Ладно, чего там думать-то, решила Мэри. Домой ей путь все равно заказан. На этой ферме, в этой долине, похожей на оспину на коже, в этой вмятине, зажатой между скалистыми горами, ей предстоит жить и осваиваться следующие полгода. Закуси губу и работай. Ведь ей заплатят за это неплохие деньги, которые она принесет в семью, а пока они с Дэвидом на заработках и домой от них текут шиллинги, выселение семье не грозит. Ради этого стоит потерпеть, выдержать эти полгода с суровой, своенравной женщиной и ребенком-калекой. А потом она вернется к себе на камыши рядом с братьями и сестрами, и отец будет тихо читать розарий, а они станут засыпать под его бормотанье у теплого очага, заснут и будут спать крепко, так что даже вой ветра за окном их не разбудит.
* * *
Нора проснулась в волнении и беспокойстве. В доме чужой человек. Эта девочка, Мэри. Быстро накинув одежду, Нора вышла из своей выгородки.

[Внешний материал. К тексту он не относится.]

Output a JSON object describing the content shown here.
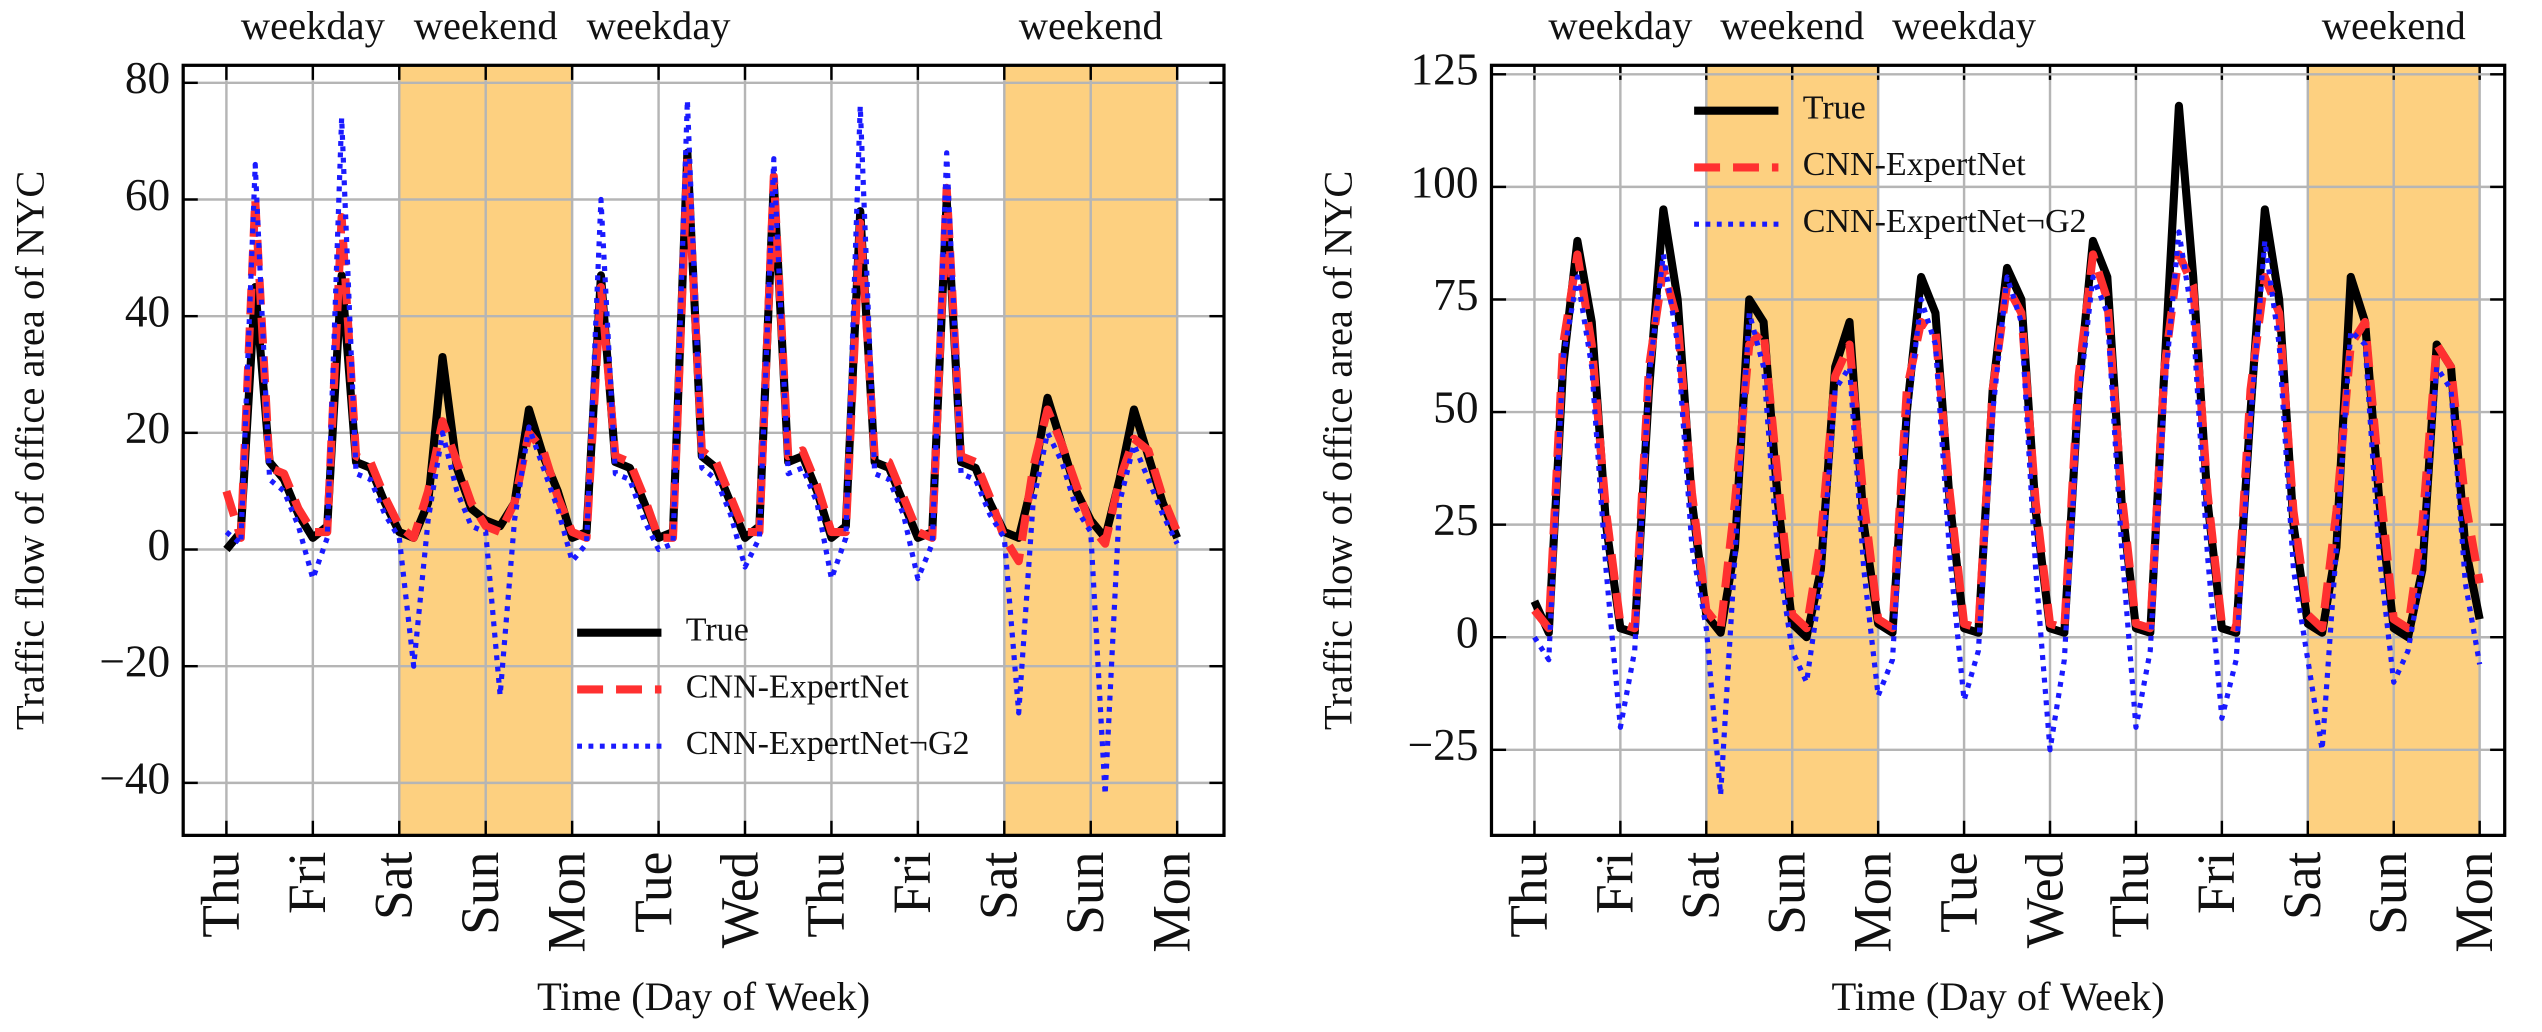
{
  "chart_data": [
    {
      "type": "line",
      "xlabel": "Time (Day of Week)",
      "ylabel": "Traffic flow of office area of NYC",
      "x": [
        0,
        4,
        8,
        12,
        16,
        20,
        24,
        28,
        32,
        36,
        40,
        44,
        48,
        52,
        56,
        60,
        64,
        68,
        72,
        76,
        80,
        84,
        88,
        92,
        96,
        100,
        104,
        108,
        112,
        116,
        120,
        124,
        128,
        132,
        136,
        140,
        144,
        148,
        152,
        156,
        160,
        164,
        168,
        172,
        176,
        180,
        184,
        188,
        192,
        196,
        200,
        204,
        208,
        212,
        216,
        220,
        224,
        228,
        232,
        236,
        240,
        244,
        248,
        252,
        256,
        260,
        264
      ],
      "xlim": [
        -12,
        277
      ],
      "xticks": [
        {
          "value": 0,
          "label": "Thu"
        },
        {
          "value": 24,
          "label": "Fri"
        },
        {
          "value": 48,
          "label": "Sat"
        },
        {
          "value": 72,
          "label": "Sun"
        },
        {
          "value": 96,
          "label": "Mon"
        },
        {
          "value": 120,
          "label": "Tue"
        },
        {
          "value": 144,
          "label": "Wed"
        },
        {
          "value": 168,
          "label": "Thu"
        },
        {
          "value": 192,
          "label": "Fri"
        },
        {
          "value": 216,
          "label": "Sat"
        },
        {
          "value": 240,
          "label": "Sun"
        },
        {
          "value": 264,
          "label": "Mon"
        }
      ],
      "ylim": [
        -49,
        83
      ],
      "yticks": [
        {
          "value": -40,
          "label": "−40"
        },
        {
          "value": -20,
          "label": "−20"
        },
        0,
        20,
        40,
        60,
        80
      ],
      "grid": true,
      "legend": "lower center",
      "shade_color": "#fdd080",
      "regions": [
        {
          "start": 0,
          "end": 48,
          "label": "weekday",
          "shaded": false
        },
        {
          "start": 48,
          "end": 96,
          "label": "weekend",
          "shaded": true
        },
        {
          "start": 96,
          "end": 216,
          "label": "weekday",
          "shaded": false
        },
        {
          "start": 216,
          "end": 264,
          "label": "weekend",
          "shaded": true
        }
      ],
      "series": [
        {
          "name": "True",
          "color": "#000000",
          "linestyle": "solid",
          "values": [
            0,
            3,
            45,
            15,
            12,
            6,
            2,
            4,
            47,
            15,
            14,
            8,
            3,
            2,
            8,
            33,
            14,
            7,
            5,
            4,
            8,
            24,
            16,
            10,
            2,
            3,
            47,
            15,
            14,
            8,
            2,
            3,
            68,
            16,
            14,
            8,
            2,
            4,
            63,
            15,
            16,
            10,
            2,
            4,
            58,
            15,
            14,
            8,
            2,
            3,
            60,
            15,
            14,
            8,
            3,
            2,
            12,
            26,
            18,
            10,
            5,
            2,
            12,
            24,
            16,
            8,
            2
          ]
        },
        {
          "name": "CNN-ExpertNet",
          "color": "#ff3030",
          "linestyle": "dashed",
          "values": [
            10,
            2,
            60,
            14,
            13,
            7,
            3,
            3,
            57,
            16,
            15,
            9,
            4,
            2,
            10,
            22,
            15,
            8,
            4,
            3,
            8,
            20,
            17,
            9,
            3,
            2,
            45,
            16,
            15,
            9,
            2,
            2,
            67,
            17,
            15,
            9,
            3,
            3,
            64,
            16,
            17,
            11,
            3,
            3,
            56,
            16,
            15,
            9,
            3,
            2,
            62,
            16,
            15,
            9,
            2,
            -2,
            14,
            24,
            18,
            11,
            4,
            1,
            12,
            19,
            17,
            9,
            3
          ]
        },
        {
          "name": "CNN-ExpertNet¬G2",
          "color": "#1a1aff",
          "linestyle": "dotted",
          "values": [
            3,
            1,
            66,
            12,
            10,
            4,
            -5,
            2,
            74,
            13,
            12,
            6,
            2,
            -20,
            5,
            20,
            10,
            4,
            3,
            -25,
            5,
            21,
            14,
            7,
            -2,
            1,
            60,
            13,
            12,
            5,
            0,
            1,
            77,
            14,
            12,
            6,
            -3,
            2,
            67,
            13,
            14,
            8,
            -5,
            2,
            76,
            13,
            12,
            6,
            -5,
            1,
            68,
            13,
            12,
            6,
            2,
            -28,
            8,
            20,
            15,
            7,
            3,
            -42,
            8,
            18,
            12,
            6,
            1
          ]
        }
      ]
    },
    {
      "type": "line",
      "xlabel": "Time (Day of Week)",
      "ylabel": "Traffic flow of office area of NYC",
      "x": [
        0,
        4,
        8,
        12,
        16,
        20,
        24,
        28,
        32,
        36,
        40,
        44,
        48,
        52,
        56,
        60,
        64,
        68,
        72,
        76,
        80,
        84,
        88,
        92,
        96,
        100,
        104,
        108,
        112,
        116,
        120,
        124,
        128,
        132,
        136,
        140,
        144,
        148,
        152,
        156,
        160,
        164,
        168,
        172,
        176,
        180,
        184,
        188,
        192,
        196,
        200,
        204,
        208,
        212,
        216,
        220,
        224,
        228,
        232,
        236,
        240,
        244,
        248,
        252,
        256,
        260,
        264
      ],
      "xlim": [
        -12,
        271
      ],
      "xticks": [
        {
          "value": 0,
          "label": "Thu"
        },
        {
          "value": 24,
          "label": "Fri"
        },
        {
          "value": 48,
          "label": "Sat"
        },
        {
          "value": 72,
          "label": "Sun"
        },
        {
          "value": 96,
          "label": "Mon"
        },
        {
          "value": 120,
          "label": "Tue"
        },
        {
          "value": 144,
          "label": "Wed"
        },
        {
          "value": 168,
          "label": "Thu"
        },
        {
          "value": 192,
          "label": "Fri"
        },
        {
          "value": 216,
          "label": "Sat"
        },
        {
          "value": 240,
          "label": "Sun"
        },
        {
          "value": 264,
          "label": "Mon"
        }
      ],
      "ylim": [
        -44,
        127
      ],
      "yticks": [
        {
          "value": -25,
          "label": "−25"
        },
        0,
        25,
        50,
        75,
        100,
        125
      ],
      "grid": true,
      "legend": "upper left",
      "shade_color": "#fdd080",
      "regions": [
        {
          "start": 0,
          "end": 48,
          "label": "weekday",
          "shaded": false
        },
        {
          "start": 48,
          "end": 96,
          "label": "weekend",
          "shaded": true
        },
        {
          "start": 96,
          "end": 216,
          "label": "weekday",
          "shaded": false
        },
        {
          "start": 216,
          "end": 264,
          "label": "weekend",
          "shaded": true
        }
      ],
      "series": [
        {
          "name": "True",
          "color": "#000000",
          "linestyle": "solid",
          "values": [
            8,
            1,
            60,
            88,
            70,
            25,
            2,
            1,
            55,
            95,
            75,
            30,
            5,
            1,
            20,
            75,
            70,
            30,
            3,
            0,
            15,
            60,
            70,
            25,
            3,
            1,
            50,
            80,
            72,
            30,
            2,
            1,
            55,
            82,
            75,
            28,
            2,
            1,
            55,
            88,
            80,
            30,
            2,
            1,
            60,
            118,
            80,
            30,
            2,
            1,
            50,
            95,
            75,
            25,
            3,
            1,
            20,
            80,
            70,
            30,
            2,
            0,
            15,
            65,
            60,
            20,
            4
          ]
        },
        {
          "name": "CNN-ExpertNet",
          "color": "#ff3030",
          "linestyle": "dashed",
          "values": [
            6,
            2,
            65,
            85,
            65,
            28,
            3,
            2,
            60,
            82,
            70,
            32,
            6,
            2,
            30,
            65,
            68,
            35,
            5,
            2,
            22,
            58,
            65,
            30,
            4,
            2,
            55,
            70,
            68,
            32,
            3,
            2,
            55,
            78,
            72,
            30,
            3,
            2,
            58,
            85,
            75,
            32,
            3,
            2,
            60,
            85,
            78,
            32,
            3,
            2,
            55,
            80,
            72,
            28,
            5,
            2,
            28,
            65,
            70,
            35,
            4,
            2,
            25,
            65,
            60,
            30,
            12
          ]
        },
        {
          "name": "CNN-ExpertNet¬G2",
          "color": "#1a1aff",
          "linestyle": "dotted",
          "values": [
            0,
            -5,
            62,
            80,
            60,
            15,
            -20,
            -3,
            58,
            85,
            65,
            20,
            2,
            -35,
            18,
            72,
            60,
            18,
            -3,
            -10,
            12,
            55,
            60,
            15,
            -13,
            -5,
            48,
            75,
            65,
            18,
            -14,
            -3,
            50,
            80,
            70,
            15,
            -25,
            -5,
            52,
            80,
            72,
            20,
            -20,
            -3,
            55,
            90,
            70,
            18,
            -18,
            -5,
            48,
            88,
            65,
            15,
            -5,
            -25,
            20,
            68,
            65,
            18,
            -10,
            -3,
            15,
            60,
            55,
            12,
            -6
          ]
        }
      ]
    }
  ]
}
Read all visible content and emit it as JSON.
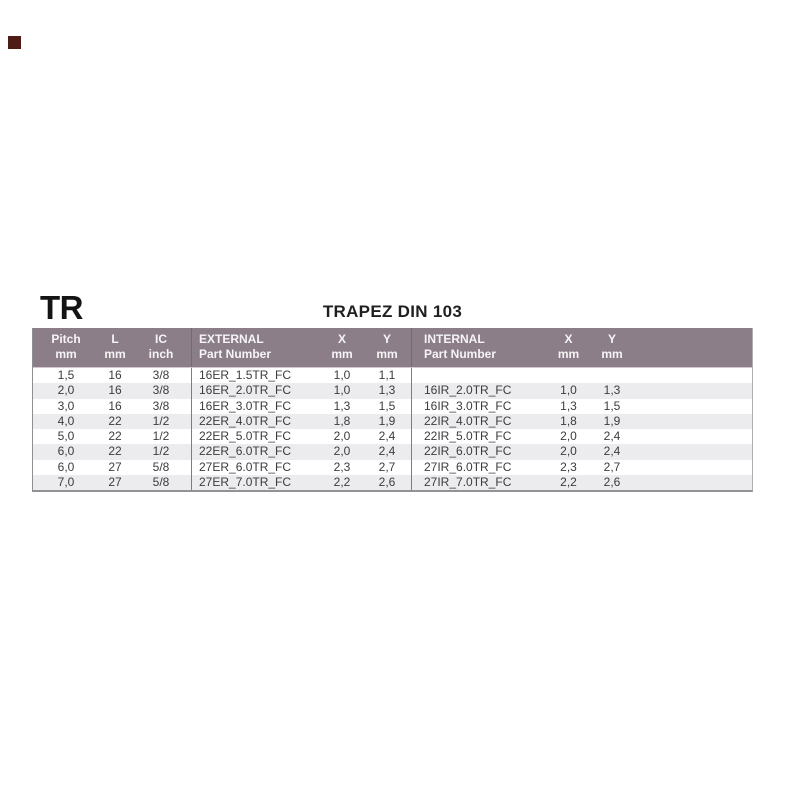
{
  "page_marker": {
    "color": "#4f1c15"
  },
  "header": {
    "title": "TR",
    "subtitle": "TRAPEZ DIN 103"
  },
  "colors": {
    "marker": "#4f1c15",
    "header_bg": "#8b7e88",
    "header_text": "#f6f4f6",
    "row_alt": "#ececef",
    "row_text": "#3c3c3e",
    "divider": "#7d7d80",
    "border_bottom": "#929295"
  },
  "table": {
    "columns": [
      {
        "label": "Pitch",
        "unit": "mm"
      },
      {
        "label": "L",
        "unit": "mm"
      },
      {
        "label": "IC",
        "unit": "inch"
      },
      {
        "label": "EXTERNAL",
        "unit": "Part Number"
      },
      {
        "label": "X",
        "unit": "mm"
      },
      {
        "label": "Y",
        "unit": "mm"
      },
      {
        "label": "INTERNAL",
        "unit": "Part Number"
      },
      {
        "label": "X",
        "unit": "mm"
      },
      {
        "label": "Y",
        "unit": "mm"
      }
    ],
    "rows": [
      [
        "1,5",
        "16",
        "3/8",
        "16ER_1.5TR_FC",
        "1,0",
        "1,1",
        "",
        "",
        ""
      ],
      [
        "2,0",
        "16",
        "3/8",
        "16ER_2.0TR_FC",
        "1,0",
        "1,3",
        "16IR_2.0TR_FC",
        "1,0",
        "1,3"
      ],
      [
        "3,0",
        "16",
        "3/8",
        "16ER_3.0TR_FC",
        "1,3",
        "1,5",
        "16IR_3.0TR_FC",
        "1,3",
        "1,5"
      ],
      [
        "4,0",
        "22",
        "1/2",
        "22ER_4.0TR_FC",
        "1,8",
        "1,9",
        "22IR_4.0TR_FC",
        "1,8",
        "1,9"
      ],
      [
        "5,0",
        "22",
        "1/2",
        "22ER_5.0TR_FC",
        "2,0",
        "2,4",
        "22IR_5.0TR_FC",
        "2,0",
        "2,4"
      ],
      [
        "6,0",
        "22",
        "1/2",
        "22ER_6.0TR_FC",
        "2,0",
        "2,4",
        "22IR_6.0TR_FC",
        "2,0",
        "2,4"
      ],
      [
        "6,0",
        "27",
        "5/8",
        "27ER_6.0TR_FC",
        "2,3",
        "2,7",
        "27IR_6.0TR_FC",
        "2,3",
        "2,7"
      ],
      [
        "7,0",
        "27",
        "5/8",
        "27ER_7.0TR_FC",
        "2,2",
        "2,6",
        "27IR_7.0TR_FC",
        "2,2",
        "2,6"
      ]
    ]
  }
}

Девочки не было. Раскладная лавка была опять собрана и превращена в обычную скамью, зола вычищена, пламя ярко горело в очаге. В углу Нора заметила Михяла, спавшего в пустой корзине, придавленной к полу тяжелыми угольными щипцами. Щипцы лежали поперек корзины, совсем рядом с неподвижной головой ребенка.
Ни следа Мэри.
Куры слетели с насеста, и Нора стала шарить рукой в поисках яиц. Четыре штуки, еще теплые. Аккуратно укладывая их в особую корзинку, она услышала, как скрипнула дверь сарая, и резко повернулась на звук. Мэри стояла там на утреннем морозце, закутанная, с дымящимся ведром свеженадоенного молока, которое она прикрыла тряпицей.
– Мэри… – так и ахнула Нора.
– Доброго вам утречка, миссис.
Мэри поставила молоко на стол и стала процеживать его через тряпицу.